Pero aquí está el problema: estas lámparas suelen encontrarse en salas limpias, justo al lado de electrónica extremadamente sensible. ¿Un pequeño escape eléctrico? Eso es suficiente para dañar el tablero de control o arruinar todo un lote de obleas. Es una pesadilla que realmente no queremos enfrentar.
El enfoque “sin atajos” en las pruebas
No realizamos pruebas aleatorias. No probamos solo unas pocas lámparas y esperamos lo mejor. Cada una de las lámparas que sale de nuestra fábrica pasa por pruebas completas de resistencia eléctrica e isolation. Punto.
Aplicamos pruebas de estrés a alta tensión para asegurarnos de que el material no se deteriore debido al calor. ¿Por qué? Porque una grieta microscópica en el cuarzo o un poco de suciedad en los electrodos pueden causar fallos eléctricos. Si no detectamos esto ahora, tendrá problemas cuando conecte las lámparas a su máquina. Además, una baja resistencia eléctrica genera ruido eléctrico. En su caso, ese ruido puede interferir con los propios sensores que intenta crear.

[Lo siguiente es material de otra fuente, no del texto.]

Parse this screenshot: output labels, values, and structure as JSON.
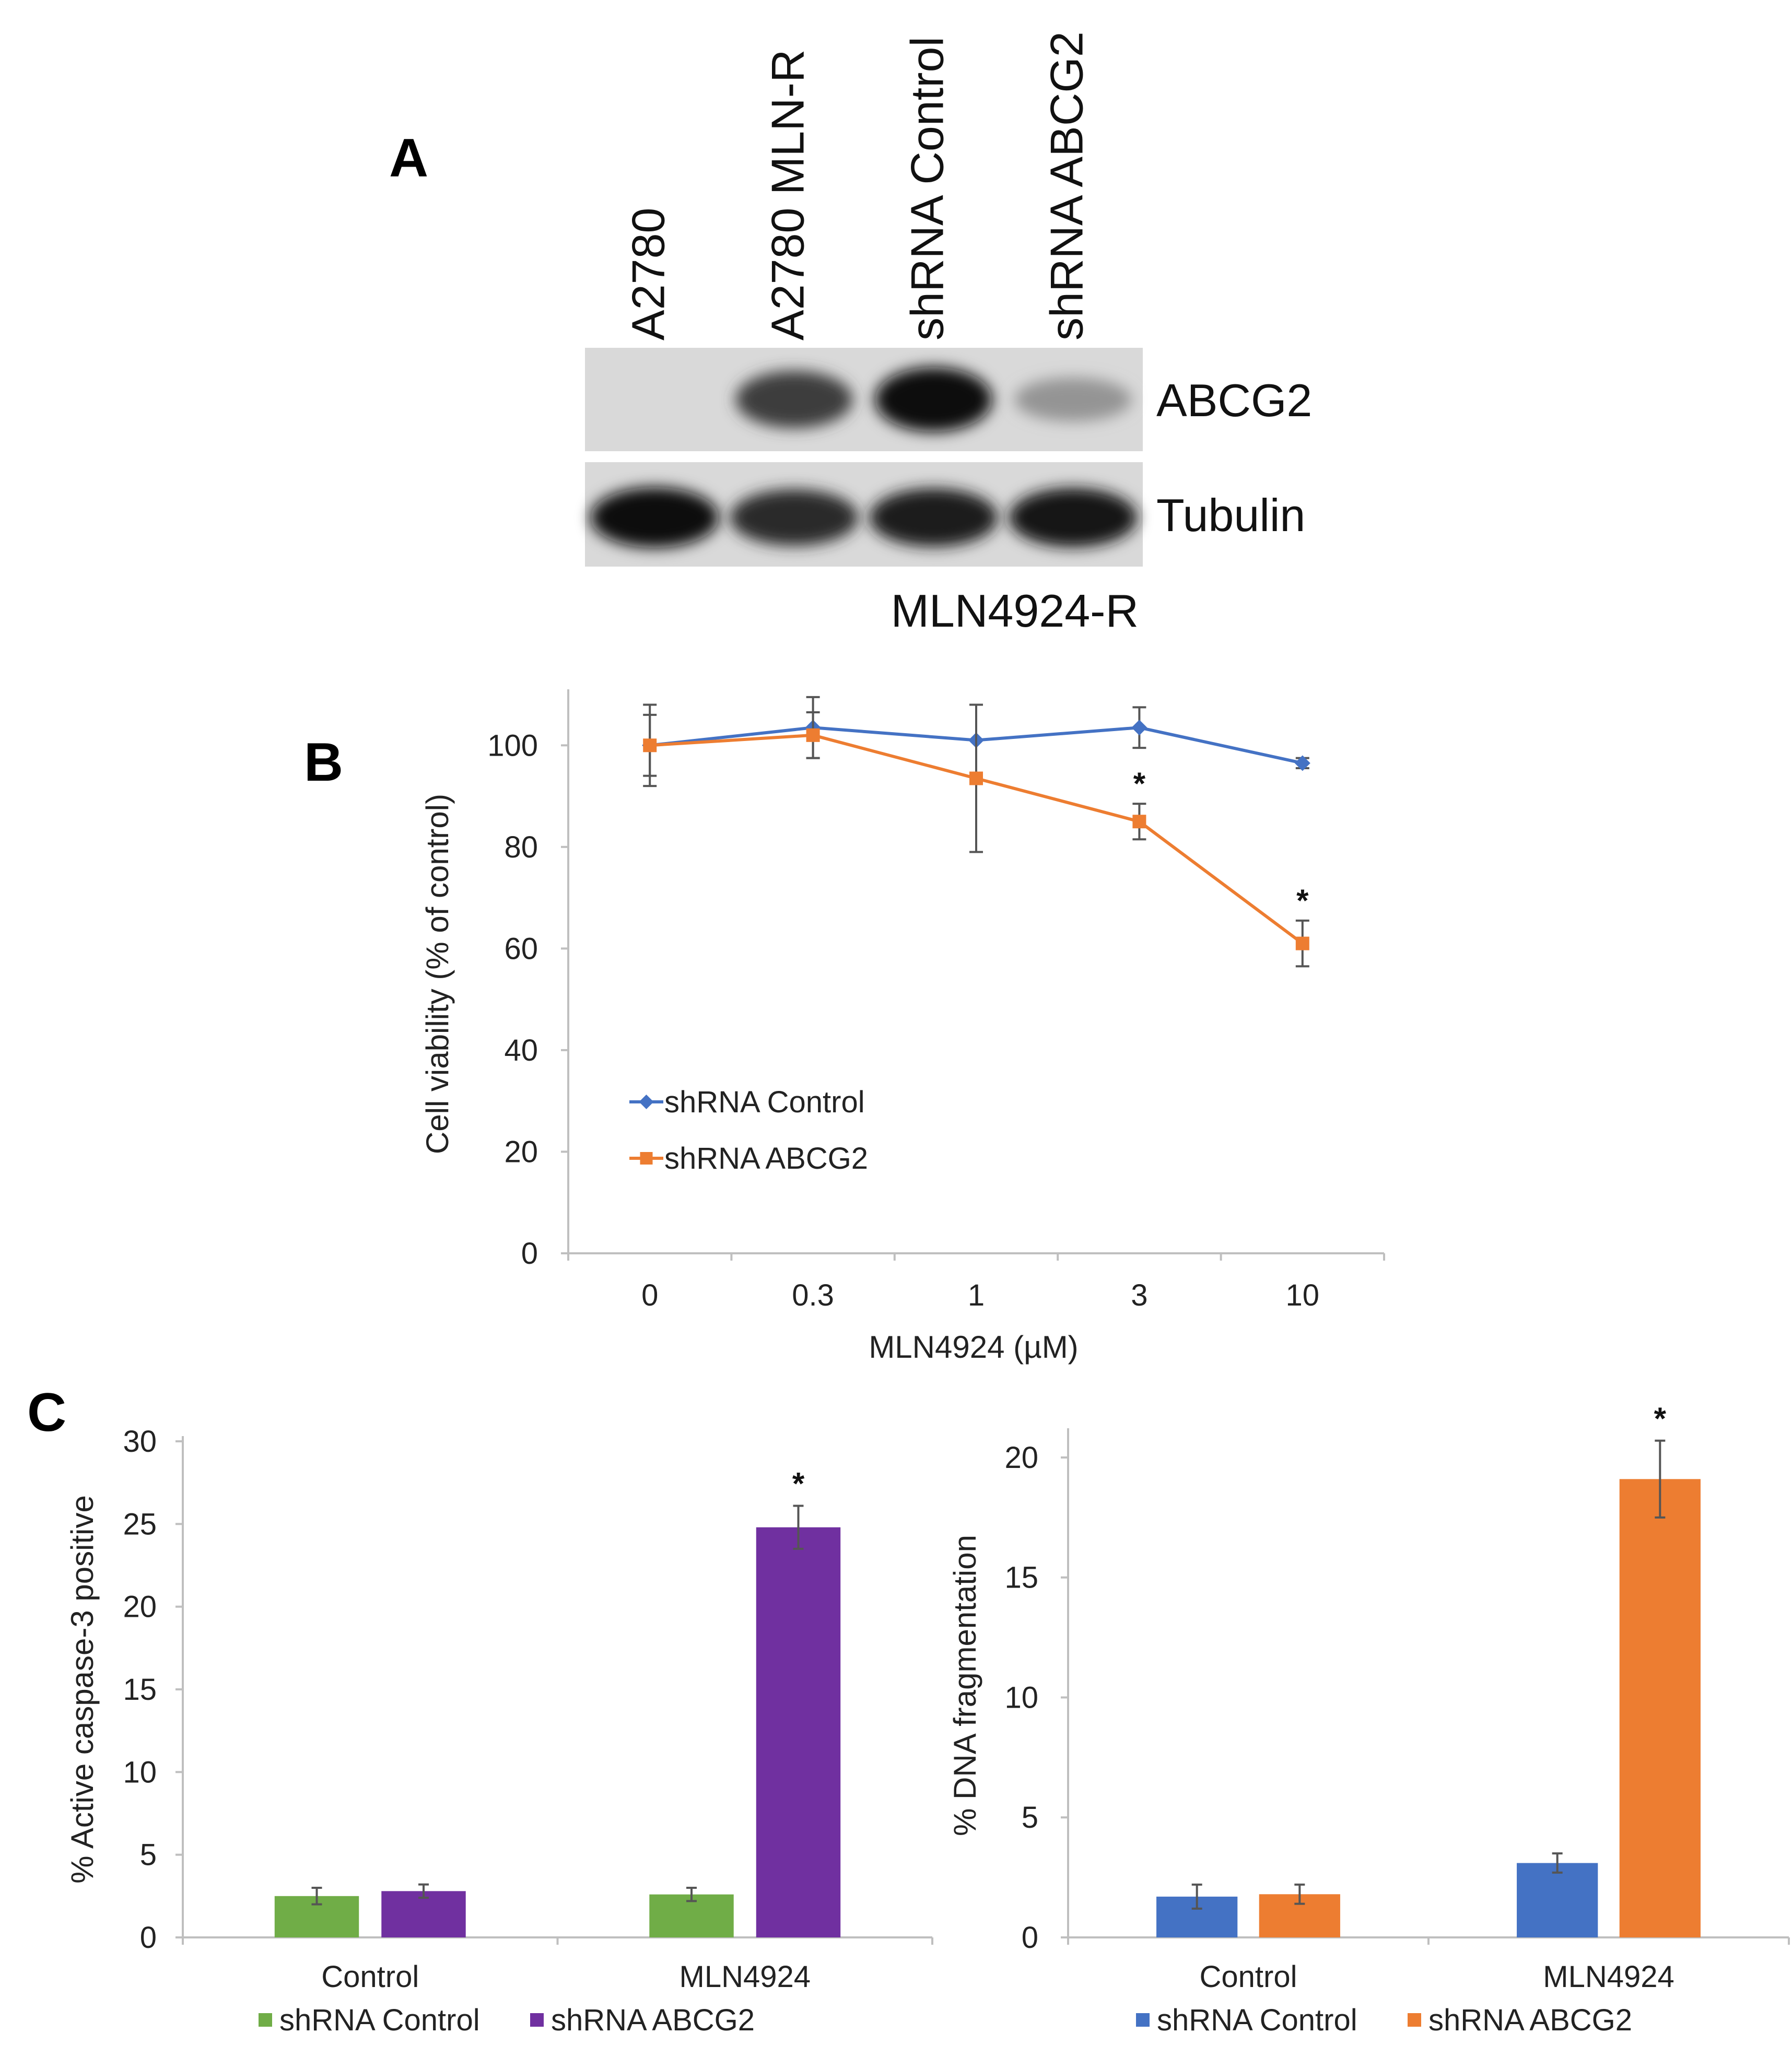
{
  "panel_letters": [
    "A",
    "B",
    "C"
  ],
  "blot": {
    "lanes": [
      "A2780",
      "A2780 MLN-R",
      "shRNA Control",
      "shRNA ABCG2"
    ],
    "bands": [
      {
        "label": "ABCG2",
        "intensities": [
          0.0,
          0.75,
          1.0,
          0.28
        ]
      },
      {
        "label": "Tubulin",
        "intensities": [
          1.0,
          0.85,
          0.92,
          0.95
        ]
      }
    ],
    "group_label": "MLN4924-R"
  },
  "colors": {
    "blue": "#4472c4",
    "orange": "#ed7d31",
    "green": "#70ad47",
    "purple": "#7030a0",
    "axis": "#bfbfbf"
  },
  "chart_data": [
    {
      "type": "line",
      "panel": "B",
      "categories": [
        "0",
        "0.3",
        "1",
        "3",
        "10"
      ],
      "xlabel": "MLN4924 (µM)",
      "ylabel": "Cell viability (% of control)",
      "ylim": [
        0,
        110
      ],
      "yticks": [
        0,
        20,
        40,
        60,
        80,
        100
      ],
      "legend_position": "lower-left",
      "series": [
        {
          "name": "shRNA Control",
          "color": "#4472c4",
          "marker": "diamond",
          "values": [
            100,
            103.5,
            101,
            103.5,
            96.5
          ],
          "errors": [
            8,
            6,
            7,
            4,
            1
          ]
        },
        {
          "name": "shRNA ABCG2",
          "color": "#ed7d31",
          "marker": "square",
          "values": [
            100,
            102,
            93.5,
            85,
            61
          ],
          "errors": [
            6,
            4.5,
            14.5,
            3.5,
            4.5
          ]
        }
      ],
      "significance": [
        {
          "category": "3",
          "series": "shRNA ABCG2",
          "label": "*"
        },
        {
          "category": "10",
          "series": "shRNA ABCG2",
          "label": "*"
        }
      ]
    },
    {
      "type": "bar",
      "panel": "C-left",
      "categories": [
        "Control",
        "MLN4924"
      ],
      "ylabel": "% Active caspase-3 positive",
      "ylim": [
        0,
        30
      ],
      "yticks": [
        0,
        5,
        10,
        15,
        20,
        25,
        30
      ],
      "legend_position": "bottom",
      "series": [
        {
          "name": "shRNA Control",
          "color": "#70ad47",
          "values": [
            2.5,
            2.6
          ],
          "errors": [
            0.5,
            0.4
          ]
        },
        {
          "name": "shRNA ABCG2",
          "color": "#7030a0",
          "values": [
            2.8,
            24.8
          ],
          "errors": [
            0.4,
            1.3
          ]
        }
      ],
      "significance": [
        {
          "category": "MLN4924",
          "series": "shRNA ABCG2",
          "label": "*"
        }
      ]
    },
    {
      "type": "bar",
      "panel": "C-right",
      "categories": [
        "Control",
        "MLN4924"
      ],
      "ylabel": "% DNA fragmentation",
      "ylim": [
        0,
        21
      ],
      "yticks": [
        0,
        5,
        10,
        15,
        20
      ],
      "legend_position": "bottom",
      "series": [
        {
          "name": "shRNA Control",
          "color": "#4472c4",
          "values": [
            1.7,
            3.1
          ],
          "errors": [
            0.5,
            0.4
          ]
        },
        {
          "name": "shRNA ABCG2",
          "color": "#ed7d31",
          "values": [
            1.8,
            19.1
          ],
          "errors": [
            0.4,
            1.6
          ]
        }
      ],
      "significance": [
        {
          "category": "MLN4924",
          "series": "shRNA ABCG2",
          "label": "*"
        }
      ]
    }
  ]
}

Energía, calor y los compromisos que implica todo esto
Estas lámparas están diseñadas para soportar altas temperaturas. Se calientan rápidamente, lo cual es bueno para los procesos de fabricación, pero también ejerce mucha presión sobre el sistema de alimentación eléctrica. Asegúrese de que el grosor de los cables pueda soportar la corriente máxima. De lo contrario, habrá caídas de voltaje y nada funcionará como debería.
Utilizamos envolturas de cuarzo porque son excelentes para soportar los cambios térmicos, pero siguen siendo de vidrio, por lo que son frágiles. Por eso nos preocupamos mucho por el sellado entre los cables y el vidrio. Si ese sellado es deficiente, la humedad puede penetrar y la resistencia eléctrica disminuirá con el tiempo.
Asegurar una configuración adecuada
Para mantener sus equipos seguros, revise bien los caminos de conexión a tierra. Incluso con nuestras pruebas, un sistema de tierra defectuoso puede causar problemas relacionados con la capacitancia parásita. Es un problema sutil, pero importante.
Además, asegúrese de que los soportes de las lámparas estén bien ajustados. Si están sueltos, se generarán puntos calientes, y esos puntos calientes podrían dañar el aislamiento de los cables circundantes. Manténgalos bien ajustados y conectados a tierra, y todo estará bien.